Classification Models Performance Evaluation — CAP Curve

Alaa MohyEldin
6 min readAug 1, 2017

Let’s start by defining what is meant by Classification, Classification is the process of trying to assign something to one of the available groups. You may have 2 groups (Binary Classification) or more than 2 groups (Multi-class Classification).

Classification Algorithms includes: (Logistic Regression, K-Nearest Neighbor, Support Vector Machine, and Naive Bayes…etc)

For a data scientist it is really important to make sure how good is your classification model. There are some famous possible ways to evaluate your model. They can be listed as following:

  1. Confusion Matrix — It can be calculated easily using the Scikit-Learn Library implementation.
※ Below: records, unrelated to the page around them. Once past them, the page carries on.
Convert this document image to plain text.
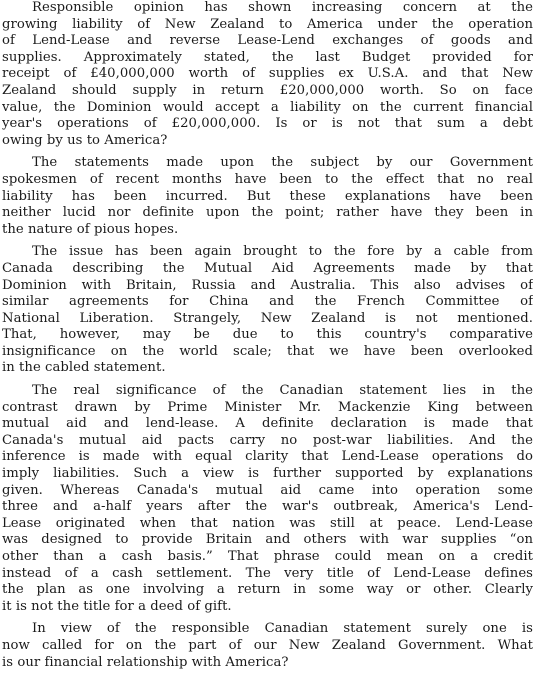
Responsible opinion has shown increasing concern at the
growing liability of New Zealand to America under the operation
of Lend-Lease and reverse Lease-Lend exchanges of goods and
supplies. Approximately stated, the last Budget provided for
receipt of £40,000,000 worth of supplies ex U.S.A. and that New
Zealand should supply in return £20,000,000 worth. So on face
value, the Dominion would accept a liability on the current financial
year's operations of £20,000,000. Is or is not that sum a debt
owing by us to America?
The statements made upon the subject by our Government
spokesmen of recent months have been to the effect that no real
liability has been incurred. But these explanations have been
neither lucid nor definite upon the point; rather have they been in
the nature of pious hopes.
The issue has been again brought to the fore by a cable from
Canada describing the Mutual Aid Agreements made by that
Dominion with Britain, Russia and Australia. This also advises of
similar agreements for China and the French Committee of
National Liberation. Strangely, New Zealand is not mentioned.
That, however, may be due to this country's comparative
insignificance on the world scale; that we have been overlooked
in the cabled statement.
The real significance of the Canadian statement lies in the
contrast drawn by Prime Minister Mr. Mackenzie King between
mutual aid and lend-lease. A definite declaration is made that
Canada's mutual aid pacts carry no post-war liabilities. And the
inference is made with equal clarity that Lend-Lease operations do
imply liabilities. Such a view is further supported by explanations
given. Whereas Canada's mutual aid came into operation some
three and a-half years after the war's outbreak, America's Lend-
Lease originated when that nation was still at peace. Lend-Lease
was designed to provide Britain and others with war supplies “on
other than a cash basis.” That phrase could mean on a credit
instead of a cash settlement. The very title of Lend-Lease defines
the plan as one involving a return in some way or other. Clearly
it is not the title for a deed of gift.
In view of the responsible Canadian statement surely one is
now called for on the part of our New Zealand Government. What
is our financial relationship with America?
You just have to feed it a vector that contains the predictions of your dependent variable y ^ and a vector of the actual values of your dependent variable y
scikit-learn confusion matrix module

Now after you calculated your confusion matrix which, will be a 2*2 matrix for any binary classification problem, the resulting matrix would be like this

confusion matrix

A confusion matrix consists of 4 values which are very valuable to know for every data scientist:

  1. False Positive (FP) — instances that are incorrectly classified as Positive Class instances (0,1) = 5
  2. False negative (FN) — instances that are incorrectly classified as Negative Class instances (1,0) = 10
  3. True Positive (TP) — instances that are correctly classified as Positive Class instances (1,1) = 50
  4. True Negative (TN) — instances that are correctly classified as Negative Class instances (0,0) = 35

Total instances of the dataset (training + test instances) = 5+10+50+35 = 100

Now, we can calculate 2 important percentages:

1- Accuracy rate = Correct/ total = (50+35)/ 100 = 85%

2- Error rate = Incorrect/ total = (5+10)/ 100 = 15%

Now, I should celebrate after building such a classifier it has such a good accuracy rate, …or Should I ?!

Let’s see, please follow me in the following scenario “You are a data scientist who works in a bank and has built a classification model to classify fraud and non-fraud transactions, you want to evaluate your model so you decided to calculate the confusion matrix and that was the result:”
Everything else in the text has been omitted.